La figura de Phil, su mala sombra siniestra, se alza sobre el mundo de los Burbanck en el que la rudeza del trabajo físico contrasta con un refinamiento poco habitual en un rancho. Salones elegantes decorados con grabados de Fragonard, piano incluido, y a pocos pasos el matadero, sobre cuyas vallas se amontonan los cueros que tienen un papel decisivo en la historia.
Savage se inspiró en un hermano de su padrastro para crear a este tipo singular. Un hombre inteligente y brillante con múltiples cualidades, pero impregnado de malevolencia que derrama en torno manipulando a los de su alrededor.

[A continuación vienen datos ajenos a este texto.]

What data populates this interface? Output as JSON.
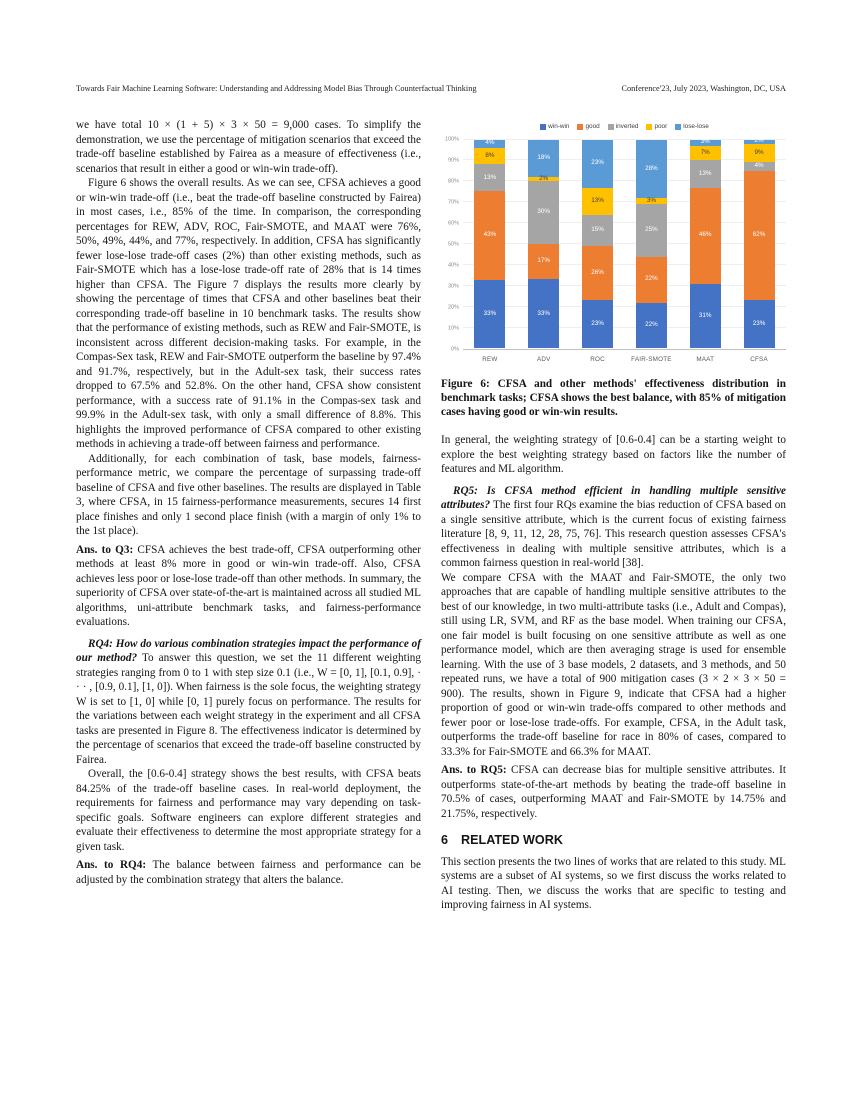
{
  "header": {
    "left": "Towards Fair Machine Learning Software: Understanding and Addressing Model Bias Through Counterfactual Thinking",
    "right": "Conference'23, July 2023, Washington, DC, USA"
  },
  "left_column": {
    "p1": "we have total 10 × (1 + 5) × 3 × 50 = 9,000 cases. To simplify the demonstration, we use the percentage of mitigation scenarios that exceed the trade-off baseline established by Fairea as a measure of effectiveness (i.e., scenarios that result in either a good or win-win trade-off).",
    "p2": "Figure 6 shows the overall results. As we can see, CFSA achieves a good or win-win trade-off (i.e., beat the trade-off baseline constructed by Fairea) in most cases, i.e., 85% of the time. In comparison, the corresponding percentages for REW, ADV, ROC, Fair-SMOTE, and MAAT were 76%, 50%, 49%, 44%, and 77%, respectively. In addition, CFSA has significantly fewer lose-lose trade-off cases (2%) than other existing methods, such as Fair-SMOTE which has a lose-lose trade-off rate of 28% that is 14 times higher than CFSA. The Figure 7 displays the results more clearly by showing the percentage of times that CFSA and other baselines beat their corresponding trade-off baseline in 10 benchmark tasks. The results show that the performance of existing methods, such as REW and Fair-SMOTE, is inconsistent across different decision-making tasks. For example, in the Compas-Sex task, REW and Fair-SMOTE outperform the baseline by 97.4% and 91.7%, respectively, but in the Adult-sex task, their success rates dropped to 67.5% and 52.8%. On the other hand, CFSA show consistent performance, with a success rate of 91.1% in the Compas-sex task and 99.9% in the Adult-sex task, with only a small difference of 8.8%. This highlights the improved performance of CFSA compared to other existing methods in achieving a trade-off between fairness and performance.",
    "p3": "Additionally, for each combination of task, base models, fairness-performance metric, we compare the percentage of surpassing trade-off baseline of CFSA and five other baselines. The results are displayed in Table 3, where CFSA, in 15 fairness-performance measurements, secures 14 first place finishes and only 1 second place finish (with a margin of only 1% to the 1st place).",
    "ans_q3_lead": "Ans. to Q3:",
    "ans_q3_text": " CFSA achieves the best trade-off, CFSA outperforming other methods at least 8% more in good or win-win trade-off. Also, CFSA achieves less poor or lose-lose trade-off than other methods. In summary, the superiority of CFSA over state-of-the-art is maintained across all studied ML algorithms, uni-attribute benchmark tasks, and fairness-performance evaluations.",
    "rq4_lead": "RQ4: How do various combination strategies impact the performance of our method?",
    "rq4_text": " To answer this question, we set the 11 different weighting strategies ranging from 0 to 1 with step size 0.1 (i.e., W = [0, 1], [0.1, 0.9], · · · , [0.9, 0.1], [1, 0]). When fairness is the sole focus, the weighting strategy W is set to [1, 0] while [0, 1] purely focus on performance. The results for the variations between each weight strategy in the experiment and all CFSA tasks are presented in Figure 8. The effectiveness indicator is determined by the percentage of scenarios that exceed the trade-off baseline constructed by Fairea.",
    "p6": "Overall, the [0.6-0.4] strategy shows the best results, with CFSA beats 84.25% of the trade-off baseline cases. In real-world deployment, the requirements for fairness and performance may vary depending on task-specific goals. Software engineers can explore different strategies and evaluate their effectiveness to determine the most appropriate strategy for a given task.",
    "ans_rq4_lead": "Ans. to RQ4:",
    "ans_rq4_text": " The balance between fairness and performance can be adjusted by the combination strategy that alters the balance."
  },
  "figure6": {
    "caption": "Figure 6: CFSA and other methods' effectiveness distribution in benchmark tasks; CFSA shows the best balance, with 85% of mitigation cases having good or win-win results."
  },
  "right_column": {
    "p1": "In general, the weighting strategy of [0.6-0.4] can be a starting weight to explore the best weighting strategy based on factors like the number of features and ML algorithm.",
    "rq5_lead": "RQ5: Is CFSA method efficient in handling multiple sensitive attributes?",
    "rq5_text": " The first four RQs examine the bias reduction of CFSA based on a single sensitive attribute, which is the current focus of existing fairness literature [8, 9, 11, 12, 28, 75, 76]. This research question assesses CFSA's effectiveness in dealing with multiple sensitive attributes, which is a common fairness question in real-world [38].",
    "p3": "We compare CFSA with the MAAT and Fair-SMOTE, the only two approaches that are capable of handling multiple sensitive attributes to the best of our knowledge, in two multi-attribute tasks (i.e., Adult and Compas), still using LR, SVM, and RF as the base model. When training our CFSA, one fair model is built focusing on one sensitive attribute as well as one performance model, which are then averaging strage is used for ensemble learning. With the use of 3 base models, 2 datasets, and 3 methods, and 50 repeated runs, we have a total of 900 mitigation cases (3 × 2 × 3 × 50 = 900). The results, shown in Figure 9, indicate that CFSA had a higher proportion of good or win-win trade-offs compared to other methods and fewer poor or lose-lose trade-offs. For example, CFSA, in the Adult task, outperforms the trade-off baseline for race in 80% of cases, compared to 33.3% for Fair-SMOTE and 66.3% for MAAT.",
    "ans_rq5_lead": "Ans. to RQ5:",
    "ans_rq5_text": " CFSA can decrease bias for multiple sensitive attributes. It outperforms state-of-the-art methods by beating the trade-off baseline in 70.5% of cases, outperforming MAAT and Fair-SMOTE by 14.75% and 21.75%, respectively.",
    "section_number": "6",
    "section_title": "RELATED WORK",
    "p6": "This section presents the two lines of works that are related to this study. ML systems are a subset of AI systems, so we first discuss the works related to AI testing. Then, we discuss the works that are specific to testing and improving fairness in AI systems."
  },
  "chart_data": {
    "type": "bar",
    "stacked": true,
    "title": "",
    "xlabel": "",
    "ylabel": "",
    "ylim": [
      0,
      100
    ],
    "legend_position": "top",
    "grid": true,
    "categories": [
      "REW",
      "ADV",
      "ROC",
      "FAIR-SMOTE",
      "MAAT",
      "CFSA"
    ],
    "y_ticks": [
      "0%",
      "10%",
      "20%",
      "30%",
      "40%",
      "50%",
      "60%",
      "70%",
      "80%",
      "90%",
      "100%"
    ],
    "series": [
      {
        "name": "win-win",
        "color": "#4472C4",
        "values": [
          33,
          33,
          23,
          22,
          31,
          23
        ]
      },
      {
        "name": "good",
        "color": "#ED7D31",
        "values": [
          43,
          17,
          26,
          22,
          46,
          62
        ]
      },
      {
        "name": "inverted",
        "color": "#A5A5A5",
        "values": [
          13,
          30,
          15,
          25,
          13,
          4
        ]
      },
      {
        "name": "poor",
        "color": "#FFC000",
        "values": [
          8,
          2,
          13,
          3,
          7,
          9
        ],
        "dark_label": true
      },
      {
        "name": "lose-lose",
        "color": "#5B9BD5",
        "values": [
          4,
          18,
          23,
          28,
          3,
          2
        ]
      }
    ]
  }
}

Como muestra de su desdén por los demás, practica el desaliño indumentario e higiénico: solo se lava de vez en cuando en un arroyo y nunca lleva guantes.
En una serie de episodios, Savage subraya su faceta más oscura, en su trato tiránico con el indio que viaja con su hijo para conocer la montañas de las que fueron desterrados, en el malicioso truco con el que engaña al niño gordito de las canicas o cuando insulta públicamente al judío enriquecido.
¿La maldad tóxica que destila es fruto de la autorepresión sexual o algo innato a su naturaleza? Es una pregunta sin respuesta, pero es evidente que estamos ante un macho alfa, territorial y dominante, que se vale de su superioridad mental para manipular a sus semejantes, especialmente a Rose, cuya autoestima socava hasta el punto de empujarla a la bebida. Lo que ni él ni el lector sopechan es que va a encontrar la horma de su zapato en quien menos se lo espera.
Quienes fueron seducidos por la película de Campion, pero no alcanzaron a comprender ciertos matices debido a su complejidad, disfrutarán con la lectura de la novela que plasma un lejano Oeste mucho más lejano y real del que mostraban los spaghetti western o las novelitas de Marcial Lafuente Estefanía –coetáneo de Savage, por cierto, que alcanzó también avanzada edad–. El español escribió dos mil seiscientas historias y el norteamericano solo trece. Abstengámonos de odiosas comparaciones.